Buell, 71 and looking 10 years younger, slim, attractive, a man to set the hearts of the Golden Girls aflutter, said that seniors really do not like that term. On a trip to Europe he decided to adopt the term in general use there, emeritus.
"The Emeritus Program at Orange Coast College started with three classes, 100 students--and within a year wound up with 4,000 students, all senior citizens.
"We made up our own classes. 'How to Help Your Widow While She's Still Your Wife' was one. It grew out of a problem a banker had with a woman who wanted to put $50,000 in her checking account. He knew it was not a wise move but as a banker he was not permitted by law to advise her and, of course, it was not in the bank's interest that he advise her to do otherwise. We got an attorney, an investment counselor and a banker to talk to the class."

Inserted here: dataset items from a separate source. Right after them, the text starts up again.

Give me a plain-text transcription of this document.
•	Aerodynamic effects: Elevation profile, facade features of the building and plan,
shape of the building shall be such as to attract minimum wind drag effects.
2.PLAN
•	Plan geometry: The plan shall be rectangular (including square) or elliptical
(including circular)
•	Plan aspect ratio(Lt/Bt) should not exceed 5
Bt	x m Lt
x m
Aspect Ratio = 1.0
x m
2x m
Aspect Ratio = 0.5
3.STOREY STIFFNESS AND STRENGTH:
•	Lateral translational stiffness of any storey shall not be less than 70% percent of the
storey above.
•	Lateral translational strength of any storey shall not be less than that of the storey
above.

Buell also began learning about political semantics. When an official objected to "Beachcombing Senior Style," he simply changed the class name to "Intertidal Ecology."

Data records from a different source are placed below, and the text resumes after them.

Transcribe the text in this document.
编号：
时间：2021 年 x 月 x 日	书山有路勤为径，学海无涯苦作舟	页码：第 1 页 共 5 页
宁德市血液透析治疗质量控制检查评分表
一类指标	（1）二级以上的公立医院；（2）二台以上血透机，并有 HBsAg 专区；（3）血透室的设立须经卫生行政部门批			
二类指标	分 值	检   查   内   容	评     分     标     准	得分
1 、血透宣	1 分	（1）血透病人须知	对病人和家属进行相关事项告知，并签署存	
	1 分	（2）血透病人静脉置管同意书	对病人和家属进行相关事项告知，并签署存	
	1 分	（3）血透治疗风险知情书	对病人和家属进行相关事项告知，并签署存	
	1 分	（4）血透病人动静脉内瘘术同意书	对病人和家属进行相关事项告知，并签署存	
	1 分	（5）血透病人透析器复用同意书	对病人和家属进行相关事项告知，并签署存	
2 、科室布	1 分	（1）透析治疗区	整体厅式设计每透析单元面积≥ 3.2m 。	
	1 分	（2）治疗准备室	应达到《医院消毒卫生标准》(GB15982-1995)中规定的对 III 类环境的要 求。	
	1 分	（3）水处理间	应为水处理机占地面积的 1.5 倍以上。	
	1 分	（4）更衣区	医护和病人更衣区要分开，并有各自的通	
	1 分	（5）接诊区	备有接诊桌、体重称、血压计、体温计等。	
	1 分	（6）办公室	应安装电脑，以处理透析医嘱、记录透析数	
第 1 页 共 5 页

"That one had so many side effects," he said. "We would take a busload of seniors to a tidal pool at Corona del Mar. It was a transformation. They'd go from an elderly thinking, elderly acting group to a bunch of kids. They'd get off the bus like old folks, slowly and carefully, and the next thing you'd know they'd be climbing over rocks and splashing in the surf.

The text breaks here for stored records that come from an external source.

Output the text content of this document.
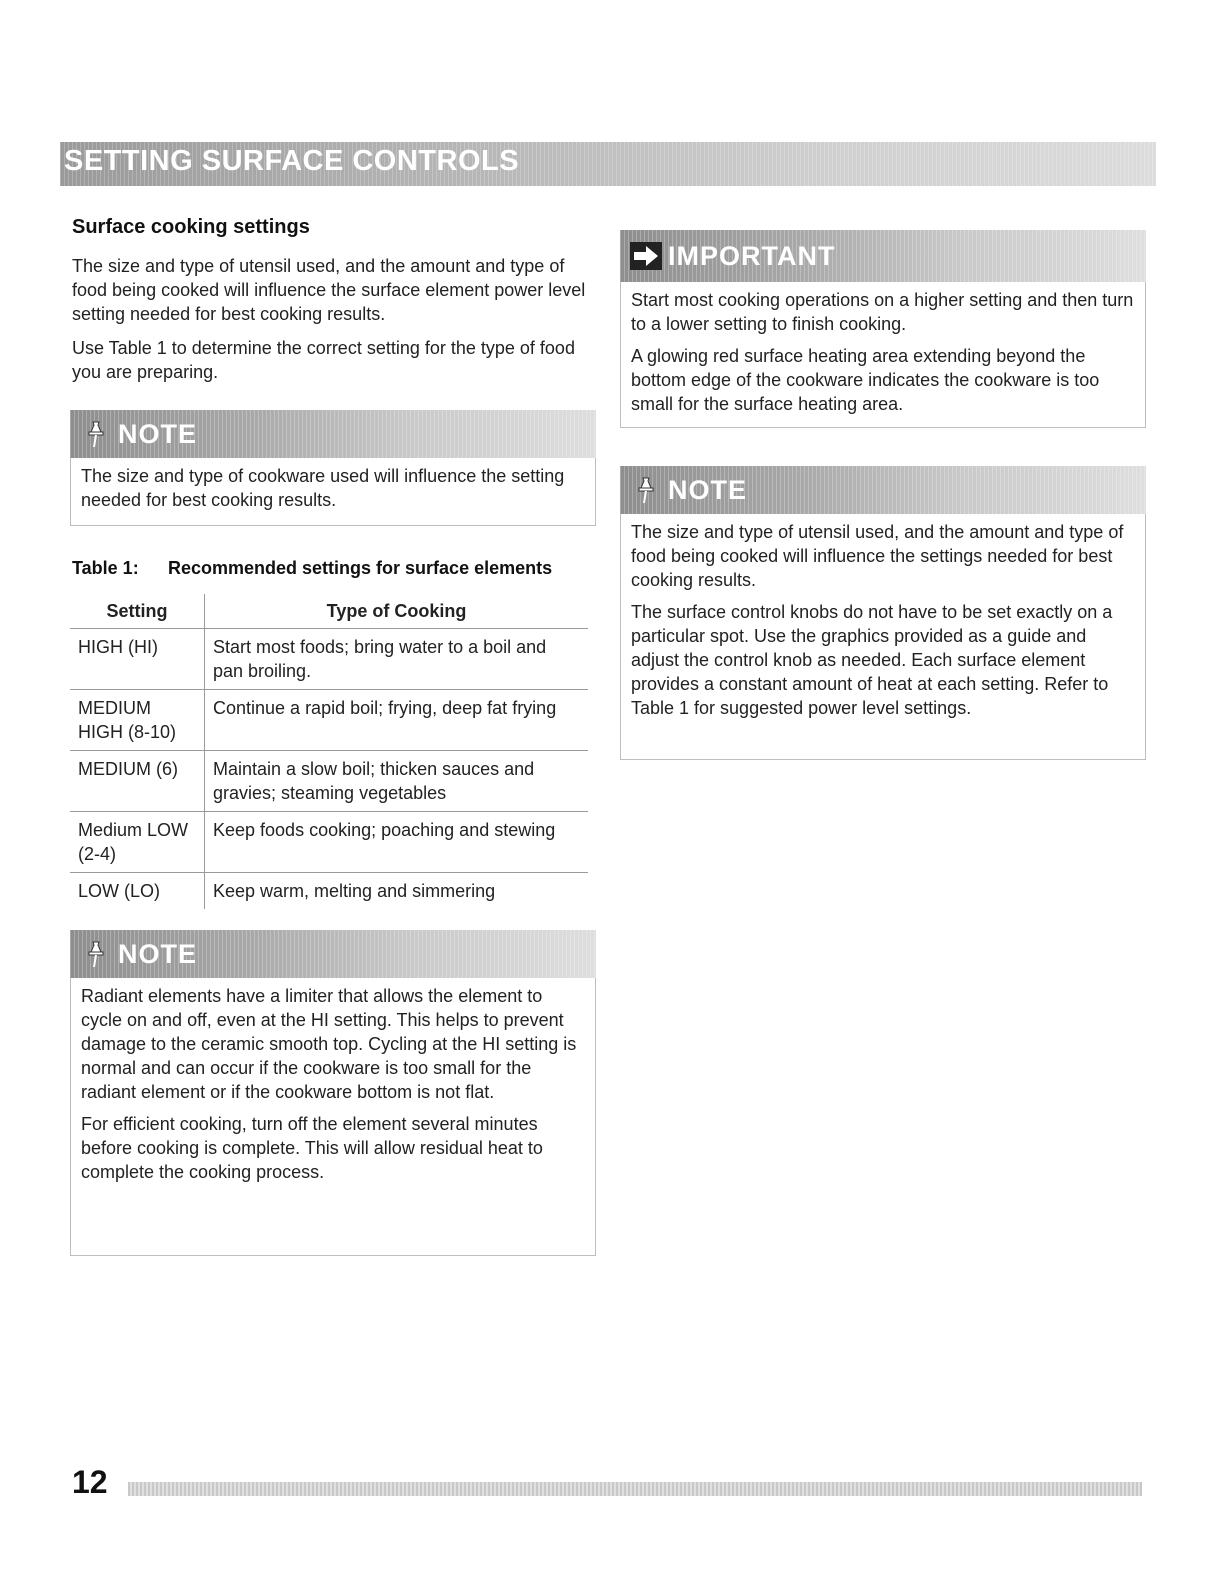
SETTING SURFACE CONTROLS
Surface cooking settings

The size and type of utensil used, and the amount and type of food being cooked will influence the surface element power level setting needed for best cooking results.

Use Table 1 to determine the correct setting for the type of food you are preparing.

NOTE

The size and type of cookware used will influence the setting needed for best cooking results.

Table 1: Recommended settings for surface elements
Setting	Type of Cooking
HIGH (HI)	Start most foods; bring water to a boil and pan broiling.
MEDIUM HIGH (8-10)	Continue a rapid boil; frying, deep fat frying
MEDIUM (6)	Maintain a slow boil; thicken sauces and gravies; steaming vegetables
Medium LOW (2-4)	Keep foods cooking; poaching and stewing
LOW (LO)	Keep warm, melting and simmering
NOTE

Radiant elements have a limiter that allows the element to cycle on and off, even at the HI setting. This helps to prevent damage to the ceramic smooth top. Cycling at the HI setting is normal and can occur if the cookware is too small for the radiant element or if the cookware bottom is not flat.

For efficient cooking, turn off the element several minutes before cooking is complete. This will allow residual heat to complete the cooking process.

IMPORTANT

Start most cooking operations on a higher setting and then turn to a lower setting to finish cooking.

A glowing red surface heating area extending beyond the bottom edge of the cookware indicates the cookware is too small for the surface heating area.

NOTE

The size and type of utensil used, and the amount and type of food being cooked will influence the settings needed for best cooking results.

The surface control knobs do not have to be set exactly on a particular spot. Use the graphics provided as a guide and adjust the control knob as needed. Each surface element provides a constant amount of heat at each setting. Refer to Table 1 for suggested power level settings.

12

"Education is more than reading, writing and arithmetic."
Buell has been active with the Senior Legislature since its inception in California five years ago. Now adept at parliamentary procedure and maneuvering, he admits to a certain amount of confusion at first.
"The first year I felt like Christopher Columbus," he said, smiling. "Columbus didn't know where he was going, where he was when he got there or where he had been when he got home. That's how I felt."
For the past 2 1/2 years Buell has been involved with the National Silver Haired Congress, a movement to form a similar lobbying and advisory group to work on the federal level.
Recently named chairman of the steering committee, Buell emphasized that the National Silver Haired Congress is not designed to replace any existing program, such as the White House Conference on Aging. He also is concerned about its makeup and funding.
"Who is selected? How do you get those people to go to Washington? We do not want a country club set so we have to be funded," he said. "Perhaps funding could be by income-tax check-off. In one state the group was funded by a major political party--and that is not a good idea."
Buell noted that the California Senior Legislature's major agenda item has been a national health plan--a federal matter that the State Legislature cannot bring about.
In his concern about the deprived elderly, Buell backed a funding program to help enable less-affluent persons attend the Senior Legislature--and found inequities in that also. He related it to a congregate meal program that he was involved with in Orange County.
"The congregate meal program was free," he said. "My generation doesn't want anything for free. We want to be able to pay our way. The man who shows up for a congregate meal in his yachting cap isn't looking for a free meal; he wants company.
"We have fixed it now so a person can pay the price of a meal or put more--or less--in the kitty if he wants.
"I am also on the board of TLC--Transportation, Lunch and Counseling. We have to get people to the senior centers, transportation, for a good meal, lunch. Counseling comes in the form of classes--coping, assertive, intergenerational, how to be a volunteer. . . . This is the thing that has had such an impact on my life."